I don't know how to approach this question, the 'when n is even' is throwing me, and even without that part, I think I'd struggle. How should I begin?
• Sep 29th 2010, 11:35 AM
HappyJoe
Did you try proving it by induction? It seems fit for this kind of problem.
• Sep 29th 2010, 11:37 AM
Quacky
No, I didn't try induction. The reason is that this chapter is before induction in the textbook, and we didn't cover induction in class untill after the work was set. I suppose it's worth a try though.
• Sep 29th 2010, 11:51 AM
Traveller
Did you cover the formula for summing cubes ?
• Sep 29th 2010, 12:03 PM
Quacky
Yes Traveller, if by that you mean :

$\sum\limits_{r=1}^{n} r^3 = \frac{n^2}{4}(n+1)^2$

But I still can't see a way of applying it to this question specifically.
• Sep 29th 2010, 12:06 PM
Traveller
Quote:

Originally Posted by Quacky
Yes traveller, if by that you mean :

$\sum\limits_{r=1}^{n} r^3 = \frac{n^2}{4}(n+1)^2$

But I still can't see a way of applying it to this question specifically.
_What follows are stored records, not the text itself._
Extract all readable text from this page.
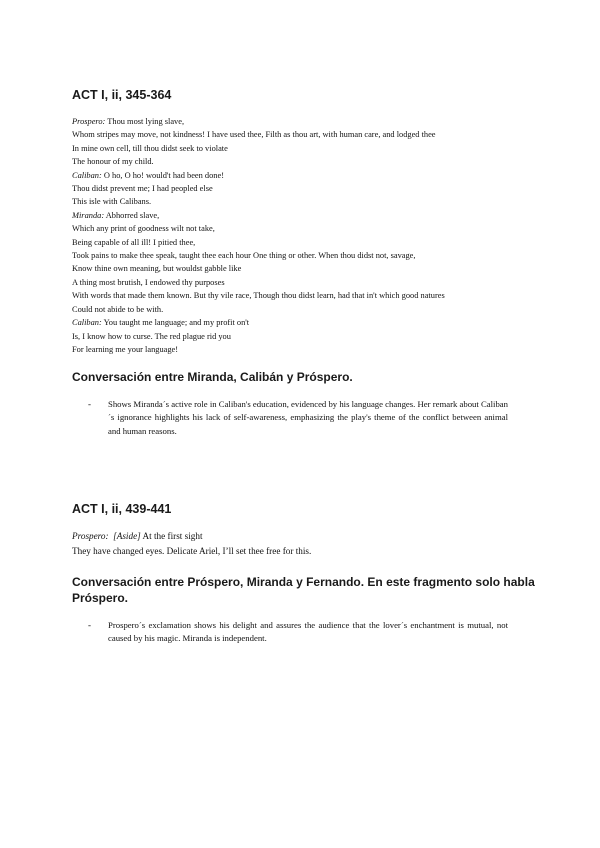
ACT I, ii, 345-364
Prospero: Thou most lying slave,
Whom stripes may move, not kindness! I have used thee, Filth as thou art, with human care, and lodged thee
In mine own cell, till thou didst seek to violate
The honour of my child.
Caliban: O ho, O ho! would't had been done!
Thou didst prevent me; I had peopled else
This isle with Calibans.
Miranda: Abhorred slave,
Which any print of goodness wilt not take,
Being capable of all ill! I pitied thee,
Took pains to make thee speak, taught thee each hour One thing or other. When thou didst not, savage,
Know thine own meaning, but wouldst gabble like
A thing most brutish, I endowed thy purposes
With words that made them known. But thy vile race, Though thou didst learn, had that in't which good natures
Could not abide to be with.
Caliban: You taught me language; and my profit on't
Is, I know how to curse. The red plague rid you
For learning me your language!
Conversación entre Miranda, Calibán y Próspero.
-	Shows Miranda´s active role in Caliban's education, evidenced by his language changes. Her remark about Caliban´s ignorance highlights his lack of self-awareness, emphasizing the play's theme of the conflict between animal and human reasons.
ACT I, ii, 439-441
Prospero: [Aside] At the first sight
They have changed eyes. Delicate Ariel, I’ll set thee free for this.
Conversación entre Próspero, Miranda y Fernando. En este fragmento solo habla Próspero.
-	Prospero´s exclamation shows his delight and assures the audience that the lover´s enchantment is mutual, not caused by his magic. Miranda is independent.
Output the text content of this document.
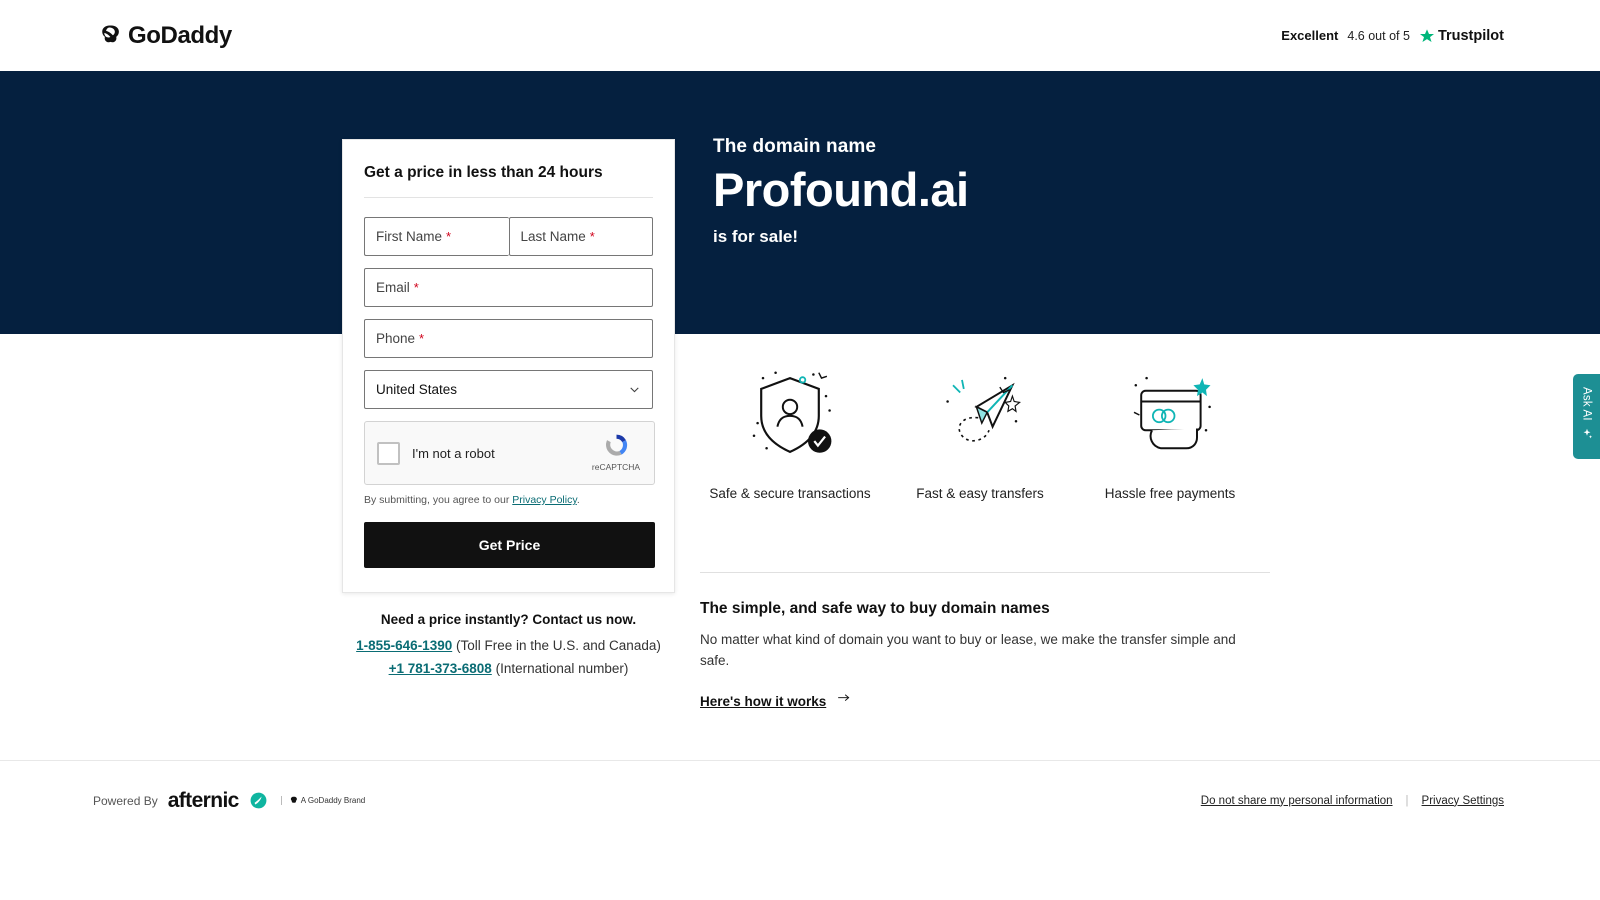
GoDaddy	Excellent 4.6 out of 5 Trustpilot
The domain name
Profound.ai
is for sale!
Get a price in less than 24 hours
First Name *	Last Name *
Email *
Phone *
United States
I'm not a robot
reCAPTCHA
By submitting, you agree to our Privacy Policy.
Get Price
Need a price instantly? Contact us now.
1-855-646-1390 (Toll Free in the U.S. and Canada)
+1 781-373-6808 (International number)
Safe & secure transactions	Fast & easy transfers	Hassle free payments
The simple, and safe way to buy domain names
No matter what kind of domain you want to buy or lease, we make the transfer simple and safe.
Here's how it works
Ask AI
Powered By afternic	A GoDaddy Brand	Do not share my personal information | Privacy Settings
You can write each odd number as 2k-1 and each even number as 2k and then apply this formula. Then you can add and subtract suitable terms to bring it to the required form.
• Sep 29th 2010, 12:18 PM
Quacky
I'll try that now.
• Sep 29th 2010, 03:41 PM
Quacky
It seems I am still unable to solve this problem. Would you elaborate on your post above slightly? I've clearly misunderstood your method.
• Sep 30th 2010, 04:44 AM
HallsofIvy
$1- 2^3+ 3^3- 4^3+ \cdot\cdot\cdot+ (n-1)^3+ n^3= (1+ 2^3+ 3^3+ 4^3+ \cdot\cdot\cdot+ n^3)- 2(2^3+ 4^3+ 6^3+ n^3)$
for n even.
• Sep 30th 2010, 05:54 AM
Traveller
Quote:

Originally Posted by Quacky
It seems I am still unable to solve this problem. Would you elaborate on your post above slightly? I've clearly misunderstood your method.

Sorry, I was wrong. :D

HallsofIvy is correct. You don't need anything else to prove the formula. :D
• Sep 30th 2010, 10:11 AM
Arka
Hello Quacky,
Could you please tell me the name of the book from which you got the sum you posted above ? Thanks a lot .....
• Sep 30th 2010, 11:11 AM
Quacky
Quote:

Originally Posted by HallsofIvy
$1- 2^3+ 3^3- 4^3+ \cdot\cdot\cdot+ (n-1)^3+ n^3= (1+ 2^3+ 3^3+ 4^3+ \cdot\cdot\cdot+ n^3)- 2(2^3+ 4^3+ 6^3+ n^3)$
for n even.

Yeah, I see this now! From here, I simply have to take out a factor of $2^3$ from the last part of the second expression, which gives:

$(1+ 2^3+ 3^3+ 4^3+ \cdot\cdot\cdot+ n^3)- 2(2^3)(1^3+ 2^3+ 3^3+ (\frac{n}{2})^3)$

Which can then be summarised by the third expression which I am asked to show in the question.